Judith Williams stieg mit 250.000 Euro in das Unternehmen ein und van Uehm beschloss, sich von New Natural zu trennen. „Ich habe dann gesagt: ‚Ich kaufe das Unternehmen!‘, und wurde ausgelacht“, erklärt Zamorano. Dass die Mitarbeitenden so reagierten, verstand sie nur zu gut. „Ich war 23 und Werkstudentin! Das war schon absurd. Aber irgendwie habe ich in dem Moment gedacht: Wie oft bekommst du so eine Chance im Leben?“
„Ich habe meiner Chefin immer wieder versichert, dass ich das Unternehmen wirklich kaufen möchte. Nach vier Monaten hat sie mir ihren Finanzberater vermittelt.“ Dieser habe sie durch alle Verhandlungen begleitet. Es war, im Gegensatz zu einer Unternehmensgründung, relativ einfach, einen Kredit zu bekommen. „Als Gründerin oder Gründer musst du eine Vision haben. Aber wenn du ein Unternehmen übernimmst, dann legst du die Bilanz der letzten zwei Jahre vor. Die Bank gibt dir den Kredit in dem Wissen, dass es so weitergeht.“ Für den Eigenanteil löste Zamorano, die schon früh in Aktien investiert hatte, ihr Depot auf. Dann stellte sie ihre erste Mitarbeiterin an: sich selbst. Ihren Vertrag unterschrieb Zamorano als Geschäftsführerin, um rechtliche Sicherheiten und ein sicheres Gehalt zu haben.

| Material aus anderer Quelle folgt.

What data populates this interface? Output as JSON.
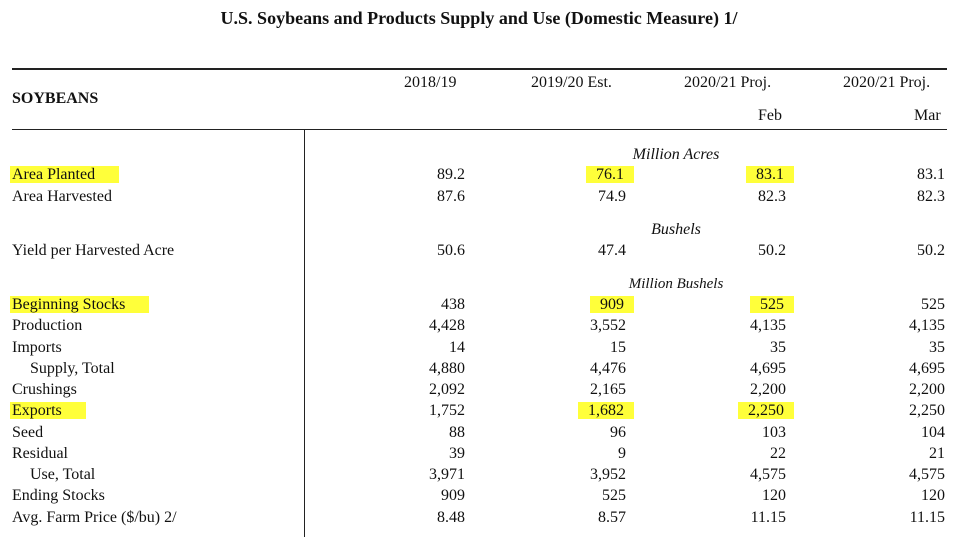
{
  "title": "U.S. Soybeans and Products Supply and Use (Domestic Measure)  1/",
  "section": "SOYBEANS",
  "columns": [
    {
      "line1": "2018/19",
      "line2": ""
    },
    {
      "line1": "2019/20 Est.",
      "line2": ""
    },
    {
      "line1": "2020/21 Proj.",
      "line2": "Feb"
    },
    {
      "line1": "2020/21 Proj.",
      "line2": "Mar"
    }
  ],
  "units": {
    "acres": "Million Acres",
    "bushels": "Bushels",
    "million_bushels": "Million Bushels"
  },
  "highlight_color": "#ffff3a",
  "rows": [
    {
      "label": "Area Planted",
      "values": [
        "89.2",
        "76.1",
        "83.1",
        "83.1"
      ],
      "highlight_label": true,
      "highlight_values": [
        false,
        true,
        true,
        false
      ]
    },
    {
      "label": "Area Harvested",
      "values": [
        "87.6",
        "74.9",
        "82.3",
        "82.3"
      ]
    },
    {
      "label": "Yield per Harvested Acre",
      "values": [
        "50.6",
        "47.4",
        "50.2",
        "50.2"
      ]
    },
    {
      "label": "Beginning Stocks",
      "values": [
        "438",
        "909",
        "525",
        "525"
      ],
      "highlight_label": true,
      "highlight_values": [
        false,
        true,
        true,
        false
      ]
    },
    {
      "label": "Production",
      "values": [
        "4,428",
        "3,552",
        "4,135",
        "4,135"
      ]
    },
    {
      "label": "Imports",
      "values": [
        "14",
        "15",
        "35",
        "35"
      ]
    },
    {
      "label": "  Supply, Total",
      "values": [
        "4,880",
        "4,476",
        "4,695",
        "4,695"
      ]
    },
    {
      "label": "Crushings",
      "values": [
        "2,092",
        "2,165",
        "2,200",
        "2,200"
      ]
    },
    {
      "label": "Exports",
      "values": [
        "1,752",
        "1,682",
        "2,250",
        "2,250"
      ],
      "highlight_label": true,
      "highlight_values": [
        false,
        true,
        true,
        false
      ]
    },
    {
      "label": "Seed",
      "values": [
        "88",
        "96",
        "103",
        "104"
      ]
    },
    {
      "label": "Residual",
      "values": [
        "39",
        "9",
        "22",
        "21"
      ]
    },
    {
      "label": "  Use, Total",
      "values": [
        "3,971",
        "3,952",
        "4,575",
        "4,575"
      ]
    },
    {
      "label": "Ending Stocks",
      "values": [
        "909",
        "525",
        "120",
        "120"
      ]
    },
    {
      "label": "Avg. Farm Price ($/bu)  2/",
      "values": [
        "8.48",
        "8.57",
        "11.15",
        "11.15"
      ]
    }
  ]
}
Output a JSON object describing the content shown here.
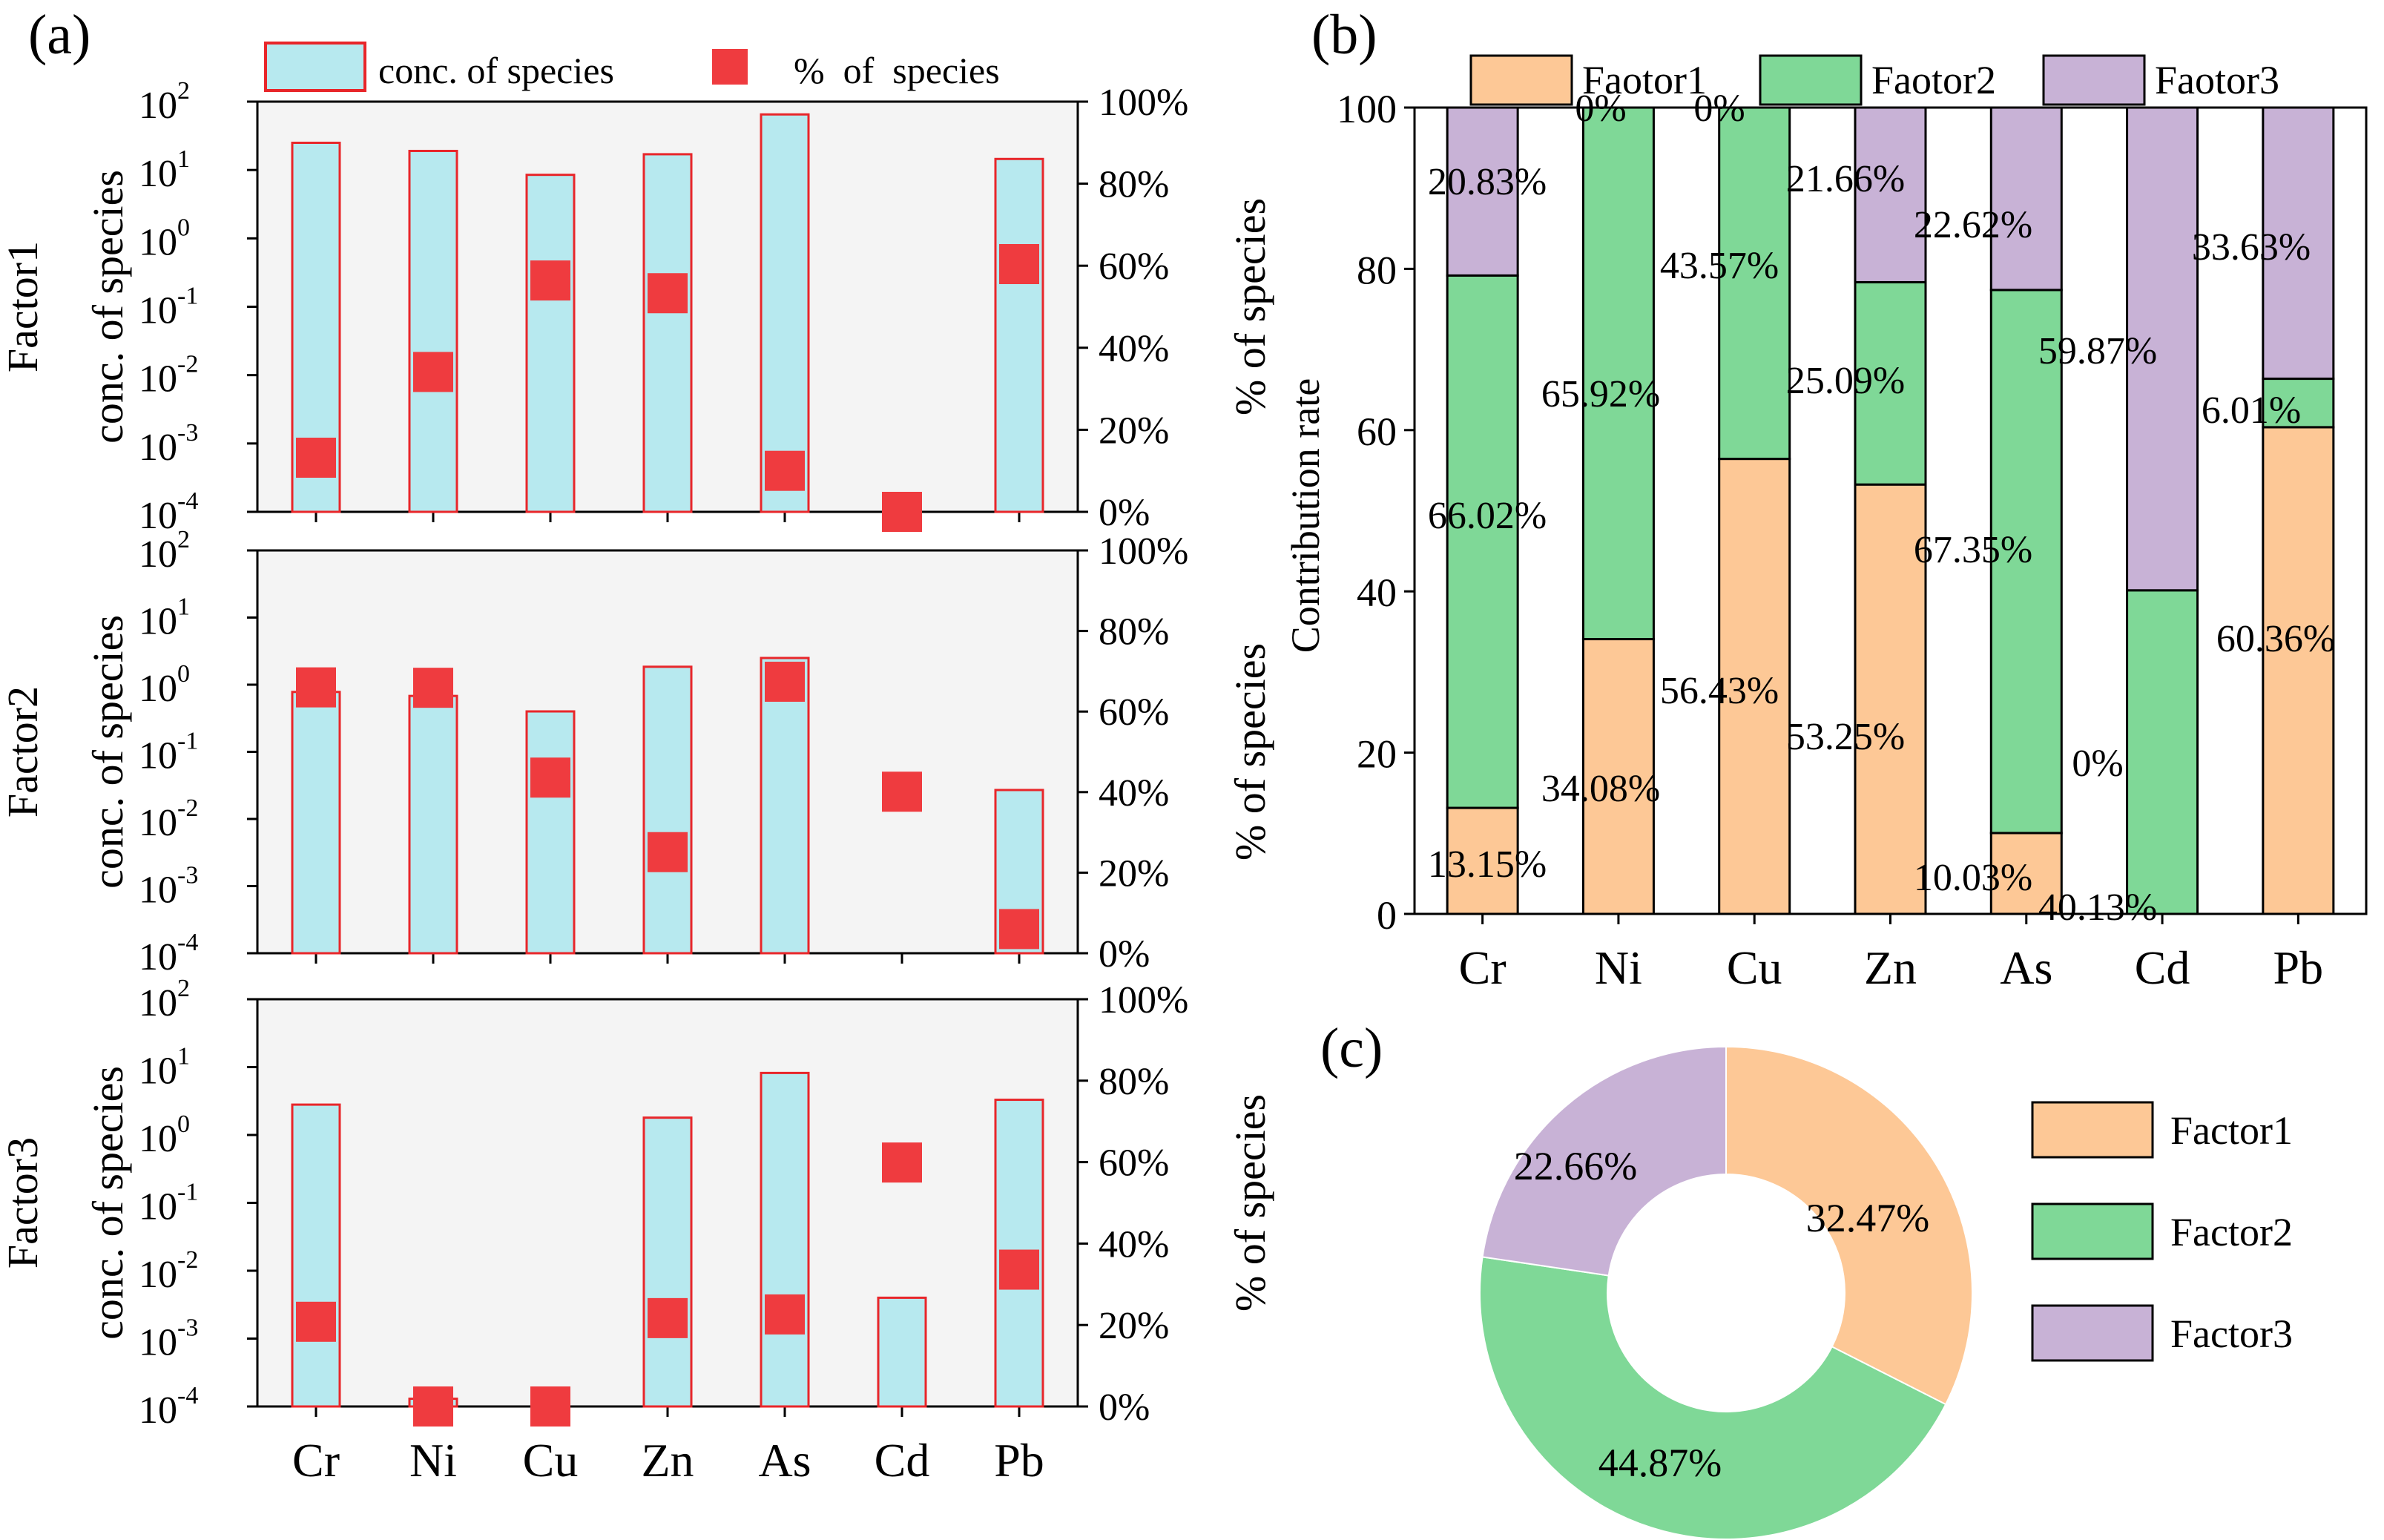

Gemeinsam mit einer weiteren Mitarbeiterin, die sich schnell in alle Sales-Prozesse einarbeitete, hielt Zamorano zunächst das Unternehmen am Laufen. Später analysierte sie die Strukturen und Kosten, entfernte Karteileichen und Marken, die nicht gut performten, und machte Platz für neue Produkte. Eigentlich wusste sie von Anfang an, welche Marken nicht gut liefen, aber Fehler gehören zum Unternehmertum dazu. Rückblickend habe sie sich zu lange dem Status quo verpflichtet gefühlt.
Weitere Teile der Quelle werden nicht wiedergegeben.